4408 Detroit Ave
Cleveland, OH 44113
Cleveland, OH 44113
It’s hard to just get a burger these days. I mean, it seems like every burger in town has a pretty predictable set of ingredients:
- Grass-fed beef;
- Aged, locally-sourced cheddar cheese;
- Smoked applewood bacon;
- Some variety of cured onions;
- Heirloom tomatoes and organic lettuce;
- Artisinal roll.
Seriously, go into any “foodie” place, the kind of restaurant where bloggers take pictures of their food with DSLR cameras that they leave on Auto, and see how many of these you can tick off. It’s likely that the menu will mention each of these items, and the waiter will, if well-trained, emphasize them in his sales speech. We’re in a sort of Cold War-style burger race now, and the only advantages to be gained are in incremental variations – organic poppyseed rolls, or specialty onions, or restaurant-grown produce, or if the chef brought the cow to your table before slaughtering it and grinding up its meat, perhaps leaving the ear on your table as a trophy.
So it’s nice to see a place ignore these Burger Wars and just grill beef, put it together, and trust that it will be fine. The operative word there is “grill.” The burger at the Harp was fine – it was disassembled so I could add all of the produce and condiments I desired. Actually, come to think of it, that’s the first time in a while where the restaurant didn’t assume that they knew best how to make the most delicious burger and that I would love whatever they put together. It was a good burger – the bread soaked up beef juices, the produce was fresh, the cheese was tasty. What set it apart, though, was the last few bites: on one of the ends of the clearly hand-formed patty was a charred bit, still touched with flame.

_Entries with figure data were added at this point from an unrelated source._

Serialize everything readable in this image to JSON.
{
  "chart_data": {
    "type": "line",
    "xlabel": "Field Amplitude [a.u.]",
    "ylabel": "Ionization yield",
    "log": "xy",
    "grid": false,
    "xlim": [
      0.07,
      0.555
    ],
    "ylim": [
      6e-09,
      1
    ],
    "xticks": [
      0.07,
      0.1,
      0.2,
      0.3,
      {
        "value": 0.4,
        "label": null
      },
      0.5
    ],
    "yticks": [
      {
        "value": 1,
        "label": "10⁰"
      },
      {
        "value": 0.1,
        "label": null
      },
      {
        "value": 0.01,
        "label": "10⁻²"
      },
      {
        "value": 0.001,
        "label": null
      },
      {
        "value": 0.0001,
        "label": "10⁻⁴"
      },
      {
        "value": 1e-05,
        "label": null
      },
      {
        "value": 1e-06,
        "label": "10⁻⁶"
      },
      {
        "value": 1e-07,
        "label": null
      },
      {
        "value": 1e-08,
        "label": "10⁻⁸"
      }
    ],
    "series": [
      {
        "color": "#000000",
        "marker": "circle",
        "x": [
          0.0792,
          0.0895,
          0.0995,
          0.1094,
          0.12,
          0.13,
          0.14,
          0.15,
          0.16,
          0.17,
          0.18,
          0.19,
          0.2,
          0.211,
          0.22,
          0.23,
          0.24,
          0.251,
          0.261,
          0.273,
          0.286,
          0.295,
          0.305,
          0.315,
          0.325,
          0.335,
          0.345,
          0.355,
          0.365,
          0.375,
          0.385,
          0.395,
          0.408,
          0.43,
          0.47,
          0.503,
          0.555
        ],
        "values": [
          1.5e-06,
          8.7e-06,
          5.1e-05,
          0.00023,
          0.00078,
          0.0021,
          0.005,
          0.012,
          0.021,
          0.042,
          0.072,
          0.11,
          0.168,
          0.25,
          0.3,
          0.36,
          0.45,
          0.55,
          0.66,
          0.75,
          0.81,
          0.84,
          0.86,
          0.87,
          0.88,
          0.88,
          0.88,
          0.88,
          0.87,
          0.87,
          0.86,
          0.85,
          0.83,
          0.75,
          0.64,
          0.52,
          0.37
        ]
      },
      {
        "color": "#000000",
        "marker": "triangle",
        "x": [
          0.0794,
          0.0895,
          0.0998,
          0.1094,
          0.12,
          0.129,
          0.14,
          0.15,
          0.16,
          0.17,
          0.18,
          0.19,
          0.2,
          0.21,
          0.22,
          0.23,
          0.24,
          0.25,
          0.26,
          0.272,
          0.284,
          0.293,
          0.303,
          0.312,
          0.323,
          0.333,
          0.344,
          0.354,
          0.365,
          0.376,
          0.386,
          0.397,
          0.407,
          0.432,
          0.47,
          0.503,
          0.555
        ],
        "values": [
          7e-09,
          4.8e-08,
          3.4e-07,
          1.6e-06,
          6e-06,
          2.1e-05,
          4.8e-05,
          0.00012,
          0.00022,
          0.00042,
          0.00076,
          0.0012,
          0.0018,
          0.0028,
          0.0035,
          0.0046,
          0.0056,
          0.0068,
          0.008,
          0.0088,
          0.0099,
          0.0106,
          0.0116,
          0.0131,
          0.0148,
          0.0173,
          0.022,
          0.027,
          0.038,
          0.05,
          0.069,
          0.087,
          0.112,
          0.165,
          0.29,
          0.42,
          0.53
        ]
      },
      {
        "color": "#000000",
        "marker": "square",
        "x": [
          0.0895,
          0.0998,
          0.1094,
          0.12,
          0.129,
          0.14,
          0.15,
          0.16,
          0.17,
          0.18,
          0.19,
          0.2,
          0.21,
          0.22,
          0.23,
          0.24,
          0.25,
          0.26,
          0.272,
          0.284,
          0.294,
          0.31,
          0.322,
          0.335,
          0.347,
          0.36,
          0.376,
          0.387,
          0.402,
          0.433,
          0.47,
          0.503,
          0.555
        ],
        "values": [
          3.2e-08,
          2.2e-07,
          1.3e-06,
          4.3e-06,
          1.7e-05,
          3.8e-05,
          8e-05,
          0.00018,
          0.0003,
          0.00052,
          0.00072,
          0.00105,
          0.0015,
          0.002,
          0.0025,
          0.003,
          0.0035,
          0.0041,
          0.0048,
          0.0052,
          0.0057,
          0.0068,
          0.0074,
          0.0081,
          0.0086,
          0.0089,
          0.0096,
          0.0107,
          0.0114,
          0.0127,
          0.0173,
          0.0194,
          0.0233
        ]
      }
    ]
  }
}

And that’s what restaurants have forgotten. In their quest to make the most special burger with the most special tastes, they lost the idea that a burger starts out with flame applied to flesh, and that this alchemy still matters to consumers. The Harp hasn’t forgotten, though, and that’s why their burgers, prepared in the traditional manner, are suddenly special and have suddenly won the Burger Wars.